Documentation

Tokenizer
in package

Application

The HTML5 tokenizer.

The tokenizer's role is reading data from the scanner and gathering it into semantic units. From the tokenizer, data is emitted to an event handler, which may (for example) create a DOM tree.

The HTML5 specification has a detailed explanation of tokenizing HTML5. We follow that specification to the maximum extent that we can. If you find a discrepancy that is not documented, please file a bug and/or submit a patch.

This tokenizer is implemented as a recursive descent parser.

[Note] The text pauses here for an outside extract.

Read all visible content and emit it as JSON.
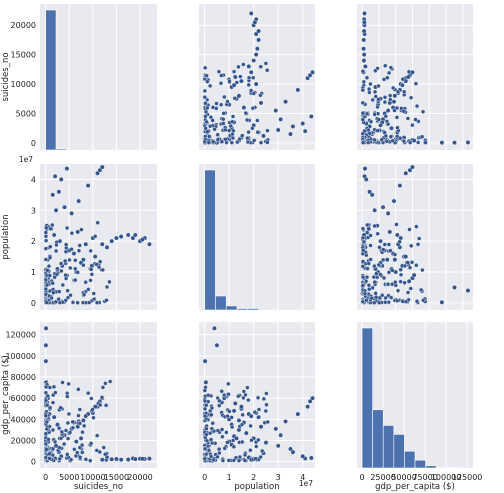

Within the API documentation, you may see references to the specific section of the HTML5 spec that the code attempts to reproduce. Example: 8.2.4.1. This refers to section 8.2.4.1 of the HTML5 CR specification.

Constants

CONFORMANT_HTML = 'html'
CONFORMANT_XML = 'xml'

Properties

$carryOn : mixed
$events : mixed
$mode : mixed
$scanner : mixed
$text : mixed: Buffer for text.
$textMode : mixed
$tok : mixed
$untilTag : mixed

Methods

__construct() : mixed: Create a new tokenizer.
parse() : mixed: Begin parsing.
setTextMode() : mixed: Set the text mode for the character data reader.
attribute() : bool: Parse attributes from inside of a tag.
attributeValue() : string|null: Consume an attribute value. See section 8.2.4.37 and after.
bogusComment() : bool: Consume malformed markup as if it were a comment.
buffer() : mixed: Add text to the temporary buffer.
cdataSection() : bool: Handle a CDATA section.
characterData() : mixed: Parse anything that looks like character data.
comment() : bool: Read a comment.
consumeData() : mixed: Consume a character and make a move.
decodeCharacterReference() : string: Decode a character reference and return the string.
doctype() : bool: Parse a DOCTYPE.
endTag() : mixed: Consume an end tag. See section 8.2.4.9.
eof() : mixed: If the document is read, emit an EOF event.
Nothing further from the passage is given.